Freight transport requires more attention than it received at COP26

sustainable logistics

This year’s COP26 in Glasgow was widely reported as the last chance for nations to agree a strategy for keeping global warming within a 1.5OC temperature rise. Reactions to the final agreement, the “Glasgow Climate Pact” have been rather mixed. In an interview with Ti Insight, Alan McKinnon, Professor of Logistics at Kühne Logistics University, an expert in logistics decarbonization and a  speaker at COP26, considers how the conference addressed the challenges of getting freight transport onto a net zero pathway.

Prof. McKinnon, what would be your overview of this year’s COP, especially with respect to logistics?

Alan McKinnon: It is very hard to capture the essence of COP26 given its scale and diversity. The COP26 outcome has so far been judged primarily by the wording of the final Climate Pact.  This is pitched at a high level and makes no specific reference to transport or logistics. Freight transport is the focus of several other documents to emerge from COP26, both official statements from member countries and reports of international bodies, industry associations, NGOs and others.   Important as they are, I would argue that they do not adequately address to carbon-reduction challenges facing freight transport worldwide, an activity that accounts for just under 10% of energy-related CO2 emissions.  Much of the discussion of transport at COP26 was confined to the movement of people, despite the fact that freight accounts 40% of total transport emissions.  This was not surprising as very few of the Nationally Determined Contribution statements submitted to the UN  prior to COP26 explicitly mentioned freight transport.  I don’t want to be too negative, however, because several important freight initiatives were launched during the conference. 

What exactly do you mean with that?

Alan McKinnon:  I can give several examples. Twenty-two countries, including the UK, signed up to the Clydebank Declaration for Green Shipping Corridors that will create at least six zero-emission maritime routes between two or more ports by the middle of this decade. It is not clear how this will be achieved, but at least the commitment has been made.  Another example is a global Memorandum of Understanding signed by fifteen countries and another twenty ‘sub-national’ organisations to ban the sale of new diesel-powered trucks by 2035 if they have a gross weight under 26 tonnes and 2040 for heavier vehicles.  The MOU doesn’t specify which low-carbon technologies will replace diesel engines but this is likely to be a mix of batteries and hydrogen-fuel cells, supplemented in some countries by highway electrification.

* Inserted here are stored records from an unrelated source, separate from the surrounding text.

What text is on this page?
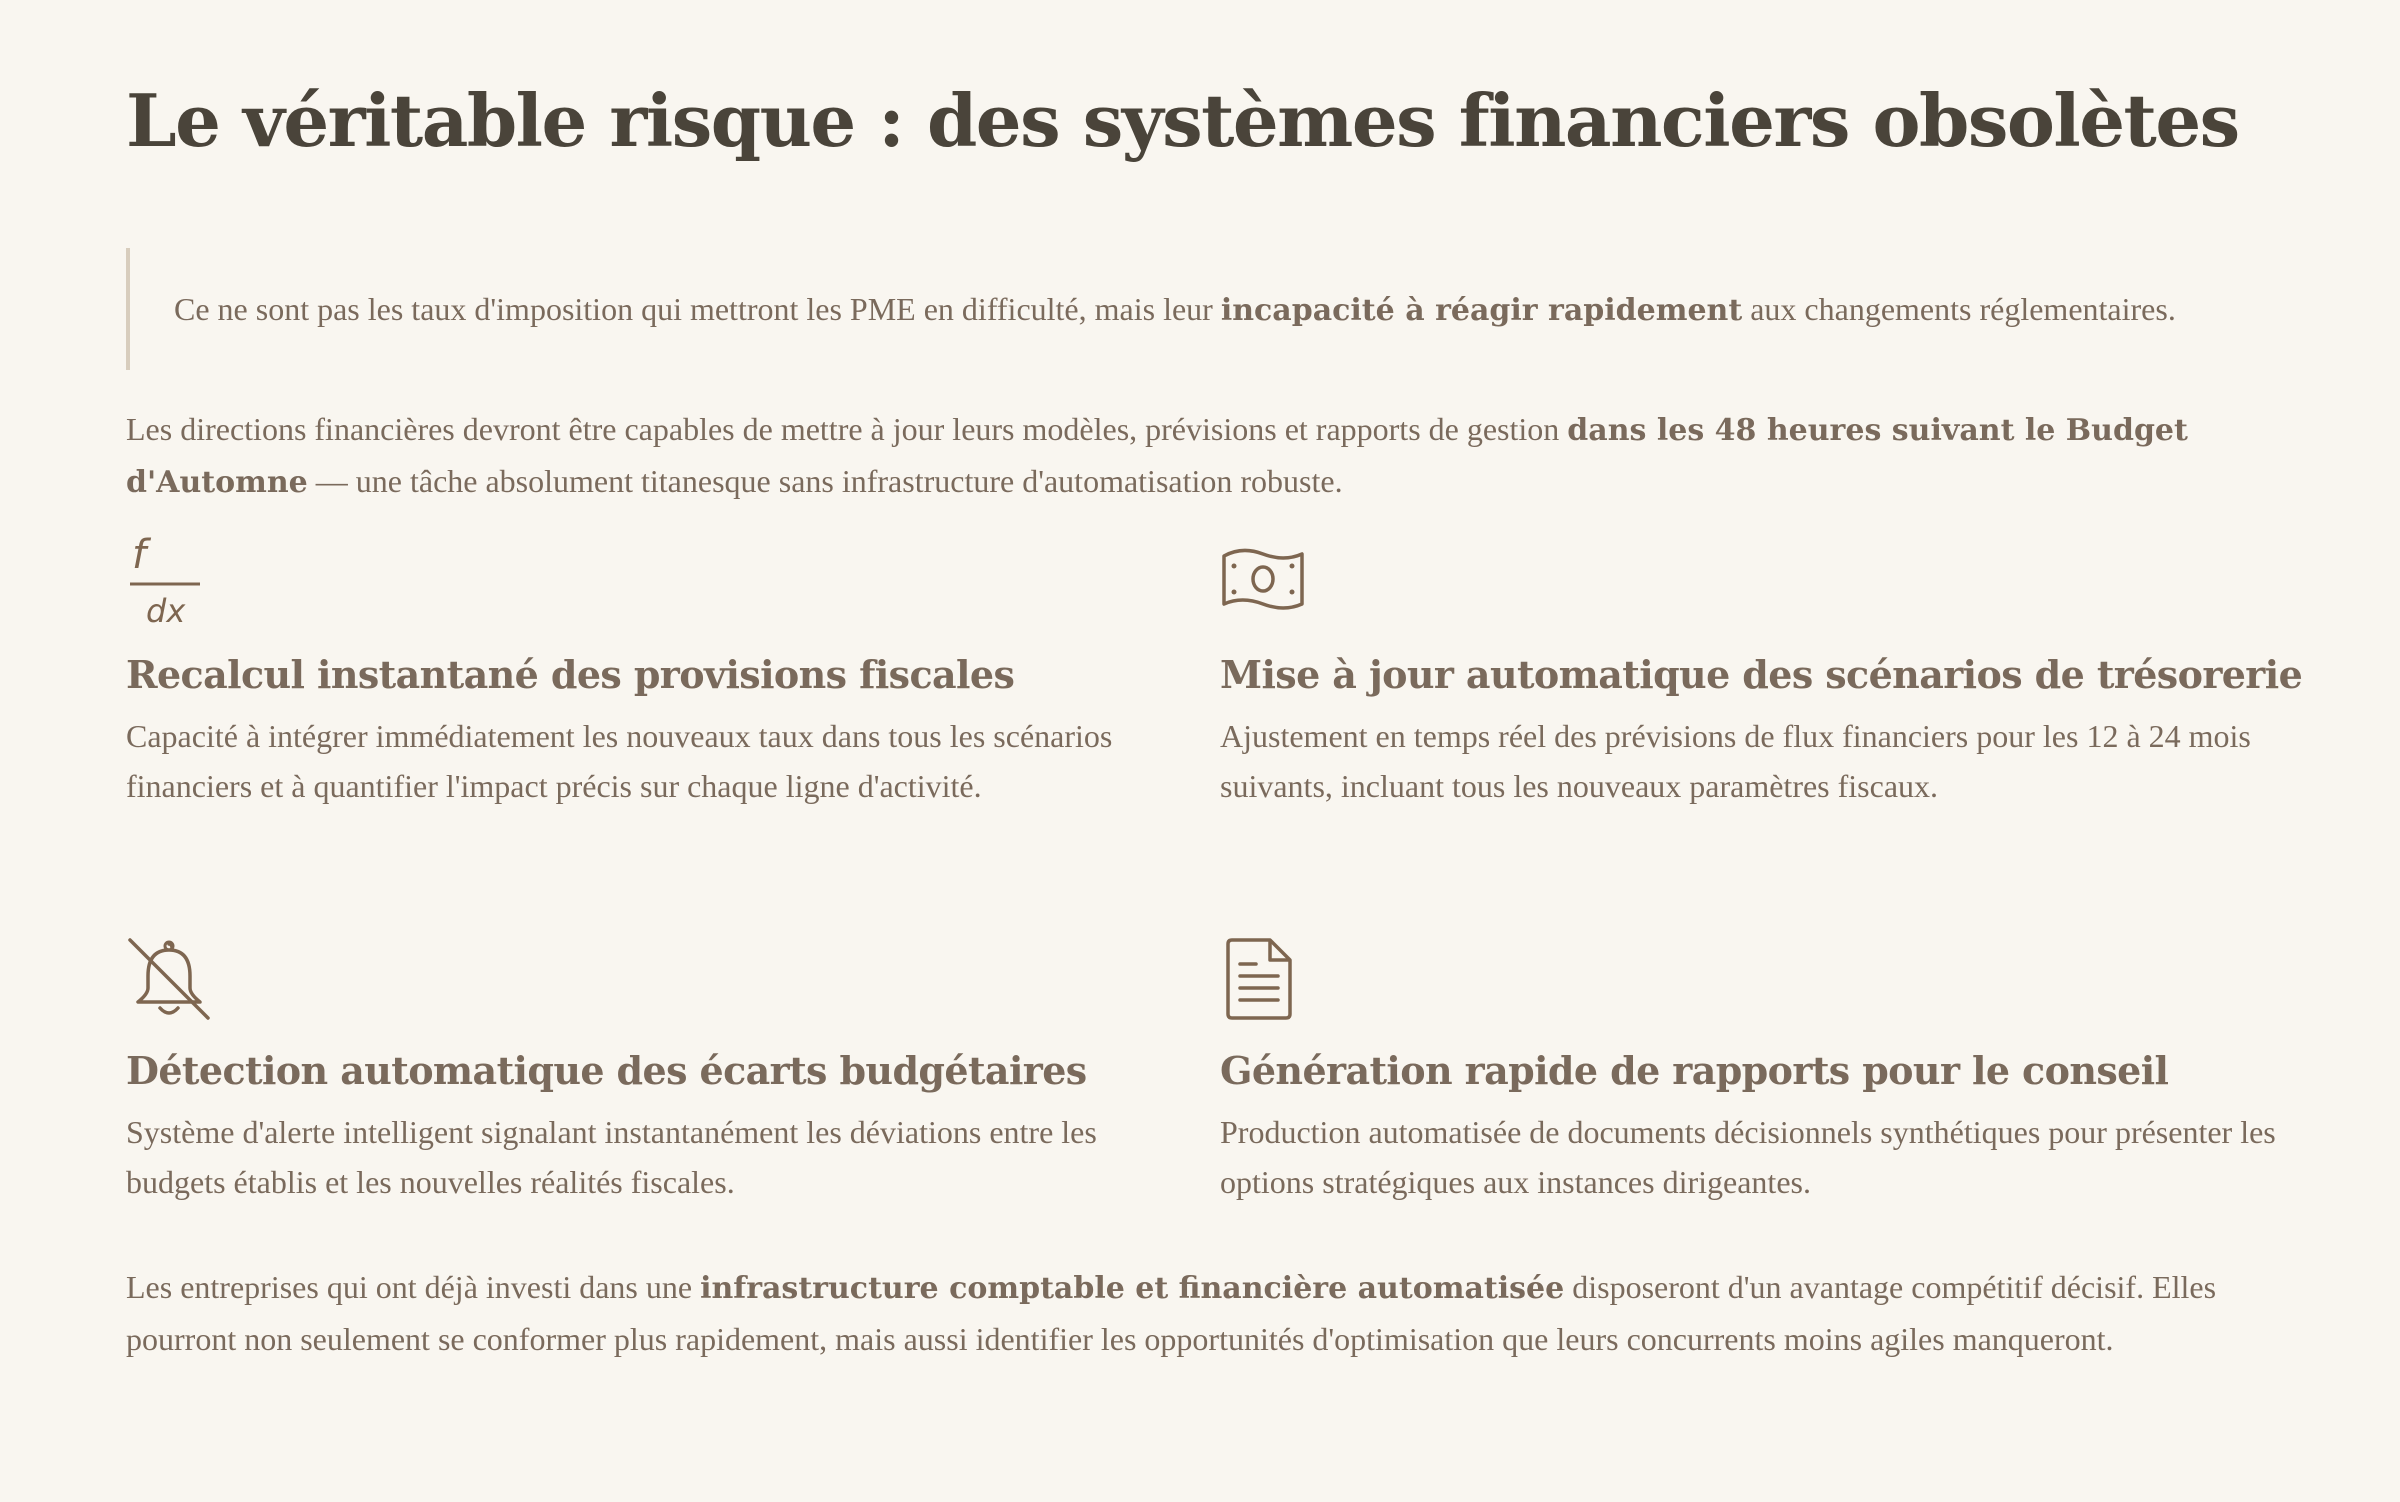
Le véritable risque : des systèmes financiers obsolètes
Ce ne sont pas les taux d'imposition qui mettront les PME en difficulté, mais leur incapacité à réagir rapidement aux changements réglementaires.

Les directions financières devront être capables de mettre à jour leurs modèles, prévisions et rapports de gestion dans les 48 heures suivant le Budget d'Automne — une tâche absolument titanesque sans infrastructure d'automatisation robuste.

f
dx
Recalcul instantané des provisions fiscales

Capacité à intégrer immédiatement les nouveaux taux dans tous les scénarios financiers et à quantifier l'impact précis sur chaque ligne d'activité.

Mise à jour automatique des scénarios de trésorerie

Ajustement en temps réel des prévisions de flux financiers pour les 12 à 24 mois suivants, incluant tous les nouveaux paramètres fiscaux.

Détection automatique des écarts budgétaires

Système d'alerte intelligent signalant instantanément les déviations entre les budgets établis et les nouvelles réalités fiscales.

Génération rapide de rapports pour le conseil

Production automatisée de documents décisionnels synthétiques pour présenter les options stratégiques aux instances dirigeantes.

Les entreprises qui ont déjà investi dans une infrastructure comptable et financière automatisée disposeront d'un avantage compétitif décisif. Elles pourront non seulement se conformer plus rapidement, mais aussi identifier les opportunités d'optimisation que leurs concurrents moins agiles manqueront.
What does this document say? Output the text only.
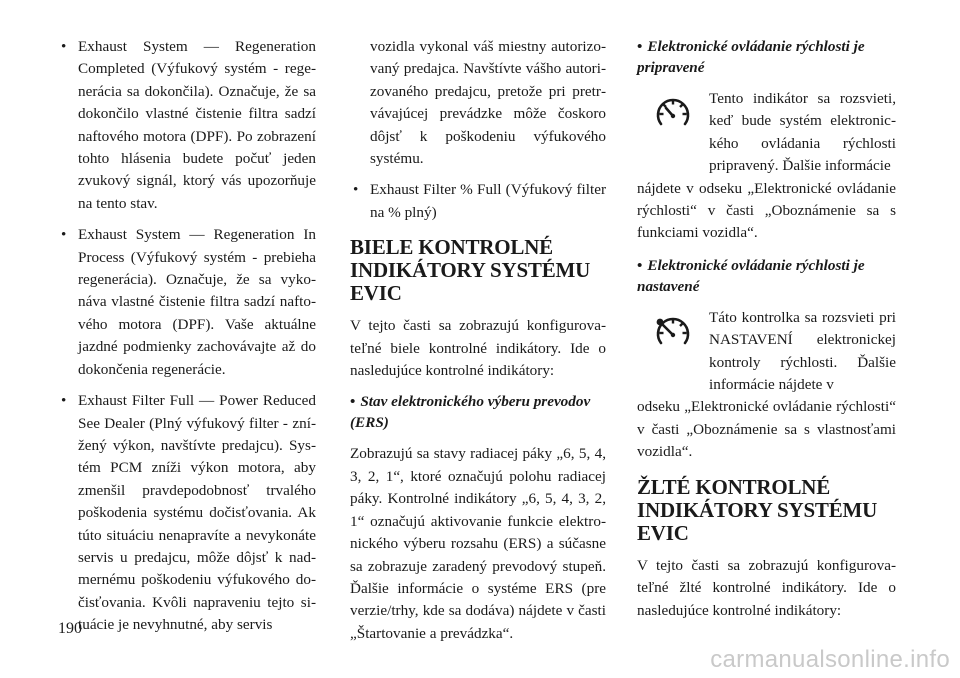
• Exhaust System — Regeneration Completed (Výfukový systém - regenerácia sa dokončila). Označuje, že sa dokončilo vlastné čistenie filtra sadzí naftového motora (DPF). Po zobrazení tohto hlásenia budete počuť jeden zvukový signál, ktorý vás upozorňuje na tento stav.
• Exhaust System — Regeneration In Process (Výfukový systém - prebieha regenerácia). Označuje, že sa vykonáva vlastné čistenie filtra sadzí naftového motora (DPF). Vaše aktuálne jazdné podmienky zachovávajte až do dokončenia regenerácie.
• Exhaust Filter Full — Power Reduced See Dealer (Plný výfukový filter - znížený výkon, navštívte predajcu). Systém PCM zníži výkon motora, aby zmenšil pravdepodobnosť trvalého poškodenia systému dočisťovania. Ak túto situáciu nenapravíte a nevykonáte servis u predajcu, môže dôjsť k nadmernému poškodeniu výfukového dočisťovania. Kvôli napraveniu tejto situácie je nevyhnutné, aby servis
vozidla vykonal váš miestny autorizovaný predajca. Navštívte vášho autorizovaného predajcu, pretože pri pretrvávajúcej prevádzke môže čoskoro dôjsť k poškodeniu výfukového systému.
• Exhaust Filter % Full (Výfukový filter na % plný)
BIELE KONTROLNÉ INDIKÁTORY SYSTÉMU EVIC

V tejto časti sa zobrazujú konfigurovateľné biele kontrolné indikátory. Ide o nasledujúce kontrolné indikátory:

• Stav elektronického výberu prevodov (ERS)

Zobrazujú sa stavy radiacej páky „6, 5, 4, 3, 2, 1“, ktoré označujú polohu radiacej páky. Kontrolné indikátory „6, 5, 4, 3, 2, 1“ označujú aktivovanie funkcie elektronického výberu rozsahu (ERS) a súčasne sa zobrazuje zaradený prevodový stupeň. Ďalšie informácie o systéme ERS (pre verzie/trhy, kde sa dodáva) nájdete v časti „Štartovanie a prevádzka“.

• Elektronické ovládanie rýchlosti je pripravené
Tento indikátor sa rozsvieti, keď bude systém elektronického ovládania rýchlosti pripravený. Ďalšie informácie
nájdete v odseku „Elektronické ovládanie rýchlosti“ v časti „Oboznámenie sa s funkciami vozidla“.
• Elektronické ovládanie rýchlosti je nastavené
Táto kontrolka sa rozsvieti pri NASTAVENÍ elektronickej kontroly rýchlosti. Ďalšie informácie nájdete v
odseku „Elektronické ovládanie rýchlosti“ v časti „Oboznámenie sa s vlastnosťami vozidla“.
ŽLTÉ KONTROLNÉ INDIKÁTORY SYSTÉMU EVIC

V tejto časti sa zobrazujú konfigurovateľné žlté kontrolné indikátory. Ide o nasledujúce kontrolné indikátory:

190
carmanualsonline.info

Besides technology, business practice is often mentioned as a critical factor in the decarbonisation of logistics. Was progress made on this topic at COP?

Alan McKinnon: Yes, some progress, but not enough. Over the next nine years, much of the reduction in logistics emissions will have to come from changes to business practice, as they can be implemented more quickly and often at a low or even negative carbon mitigation cost.  As the recent survey of European logistics executives by KLU’s Center for Sustainable Logistics and Supply Chains (CSLS) showed, there is wide recognition that freight modal split, digitalisation and supply chain collaboration can make a big contribution to decarbonisation. At all the freight and logistics sessions that I attended at COP26, collaboration was an enduring theme.  It is, for example, central to a new managerial initiative launched at COP26 by the Smart Freight Centre to encourage companies to attach greater importance to carbon intensity when procuring freight services, equipment and energy.  The new Sustainable Freight Buyers’ Alliance (SFBA), which has already gained the support of companies such as Nestle, P&G, HP, Tata Steel and Maersk, aims to save 100 million tonnes of CO2 by 2030.  If achieved, this alone would represent a very welcome low-carbon logistics legacy from COP26.